This is not an option available with "super" hooks with hardened steel and I
am unsure if I can even sharpen a circle hooks point.
Kahle hooks come in offset eye and offset point styles. Hooks with offset eye
will rotate (cam) the hook point into fish much the same as circle hooks.
Snelled offset hooks must have mainline outside the bend to cam. Offset
points are either right or left of parallel to hook shank. They increase hookup
ratio with an increase in gut hooking fish.
I do not believe flathead bite or suck baits off of a hook. I feel they completely
engulf a live bait and then clamp down to prevent fish from escaping. Their stomach
collapses around the fish to quickly suffocate it. With this secure hold the hook
tears out of the bait (as I wish) and the hook slips to a tooth pad or the hook eye exits
the mouth and cams.
In the event that you gut hook a flathead, I suggest you reach in and gently back
the hook out. If your fish is too small to get your hand into the stomach you may
want to cut the hook off. The hooks will rust out very quickly. There is no advantage
to use stainless steel hooks unless you fish in the Ocean so mentioning that SS
takes longer to rust out is pointless.
Colateral damage is inevitable with any hook design but circle hooks have
an edge (by design) to decrease that damage.

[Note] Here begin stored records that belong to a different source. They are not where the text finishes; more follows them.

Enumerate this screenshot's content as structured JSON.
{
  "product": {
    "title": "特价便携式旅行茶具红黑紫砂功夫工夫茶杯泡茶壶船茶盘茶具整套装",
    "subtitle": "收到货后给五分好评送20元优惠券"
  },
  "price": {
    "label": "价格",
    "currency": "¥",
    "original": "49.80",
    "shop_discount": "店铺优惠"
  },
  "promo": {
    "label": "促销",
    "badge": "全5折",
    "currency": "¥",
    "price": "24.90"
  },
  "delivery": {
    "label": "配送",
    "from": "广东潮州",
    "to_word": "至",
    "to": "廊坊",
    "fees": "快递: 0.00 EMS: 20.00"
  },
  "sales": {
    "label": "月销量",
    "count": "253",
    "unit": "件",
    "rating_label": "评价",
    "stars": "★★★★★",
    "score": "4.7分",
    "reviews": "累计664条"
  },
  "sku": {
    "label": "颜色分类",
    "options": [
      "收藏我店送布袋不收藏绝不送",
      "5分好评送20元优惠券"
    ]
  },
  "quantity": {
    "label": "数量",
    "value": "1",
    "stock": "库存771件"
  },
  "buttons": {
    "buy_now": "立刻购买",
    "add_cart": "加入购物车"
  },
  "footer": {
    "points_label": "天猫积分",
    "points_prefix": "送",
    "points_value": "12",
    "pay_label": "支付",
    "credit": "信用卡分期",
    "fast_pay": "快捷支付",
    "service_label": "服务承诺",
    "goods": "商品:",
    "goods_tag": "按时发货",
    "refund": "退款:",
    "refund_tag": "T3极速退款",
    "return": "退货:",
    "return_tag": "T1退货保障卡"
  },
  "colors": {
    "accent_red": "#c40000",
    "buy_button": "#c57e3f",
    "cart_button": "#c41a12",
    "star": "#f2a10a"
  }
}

Circle hooks have points parallel to the hook shank. The point cannot dig in
until the eye exits the fishes mouth and turns the point into the fish (normally
the soft tissue between tooth pads). These hook excel in current when teamed
with rods that load up (bend a bit) and rod holders. The hooks slide out as fish
increase pressure (move) until the eye exits the mouth and the hook sets itself.
A normal hookset with a rod often jerks the hook free before it has time to cam the
point into the fish.
I would like to point out that I do not recommend any tackle as best for everyone.

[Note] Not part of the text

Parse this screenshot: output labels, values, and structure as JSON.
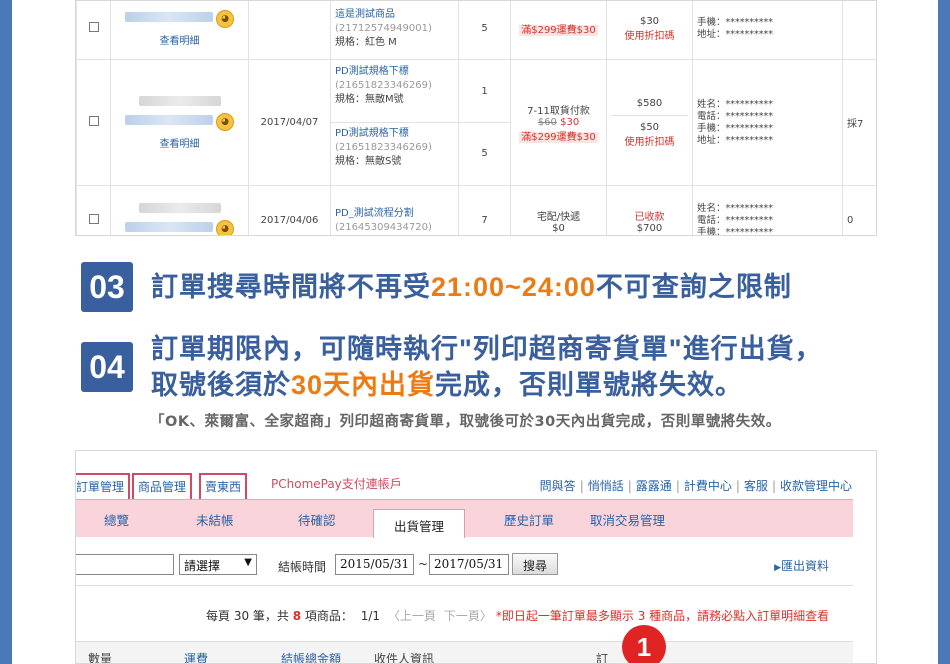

I do suggest that each man recognizes what he wants his tackle to do and then
find the items that best suit those needs. What I use is best for me (in waters I fish)

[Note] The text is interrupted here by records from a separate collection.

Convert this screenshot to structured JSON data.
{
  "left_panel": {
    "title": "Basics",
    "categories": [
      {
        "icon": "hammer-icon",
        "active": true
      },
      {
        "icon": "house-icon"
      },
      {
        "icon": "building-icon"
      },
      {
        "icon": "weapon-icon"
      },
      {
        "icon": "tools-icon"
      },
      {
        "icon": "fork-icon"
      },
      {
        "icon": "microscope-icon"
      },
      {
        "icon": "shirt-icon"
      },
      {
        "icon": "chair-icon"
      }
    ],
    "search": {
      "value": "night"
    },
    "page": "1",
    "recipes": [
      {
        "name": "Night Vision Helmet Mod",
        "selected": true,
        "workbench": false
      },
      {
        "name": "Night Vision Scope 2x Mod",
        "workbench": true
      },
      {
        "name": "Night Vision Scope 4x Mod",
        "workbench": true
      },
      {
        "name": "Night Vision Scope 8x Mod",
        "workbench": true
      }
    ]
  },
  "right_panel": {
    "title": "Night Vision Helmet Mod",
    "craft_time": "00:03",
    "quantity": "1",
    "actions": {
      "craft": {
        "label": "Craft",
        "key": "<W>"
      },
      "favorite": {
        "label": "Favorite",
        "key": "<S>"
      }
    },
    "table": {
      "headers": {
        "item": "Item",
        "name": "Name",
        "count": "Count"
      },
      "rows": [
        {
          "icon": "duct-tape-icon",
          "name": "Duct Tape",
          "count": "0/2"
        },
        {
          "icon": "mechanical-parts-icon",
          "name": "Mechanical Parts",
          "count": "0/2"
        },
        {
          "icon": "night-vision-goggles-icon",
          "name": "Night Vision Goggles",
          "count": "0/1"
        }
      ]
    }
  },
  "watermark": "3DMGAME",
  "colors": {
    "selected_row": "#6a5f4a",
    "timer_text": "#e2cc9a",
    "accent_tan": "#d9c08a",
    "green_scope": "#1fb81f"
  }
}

but I always rig for conditions/baits when fishing other waters. I normally follow local
fishermens advice (unless it proves unsuccessful

.
Discussing the merits of hook design is very complex. Every manufacturer claims theirs
is best without explaining why. Fishermen are confused with these claims and when their
experiences differ with other fishermen. Fishing is a learning experience and unfortunately
most lessons are from our failures.
I just hope I can help someone catch more and bigger cats and reduce the pain normally
felt from failures of losing a fish or becoming frustrated with fruitless trips.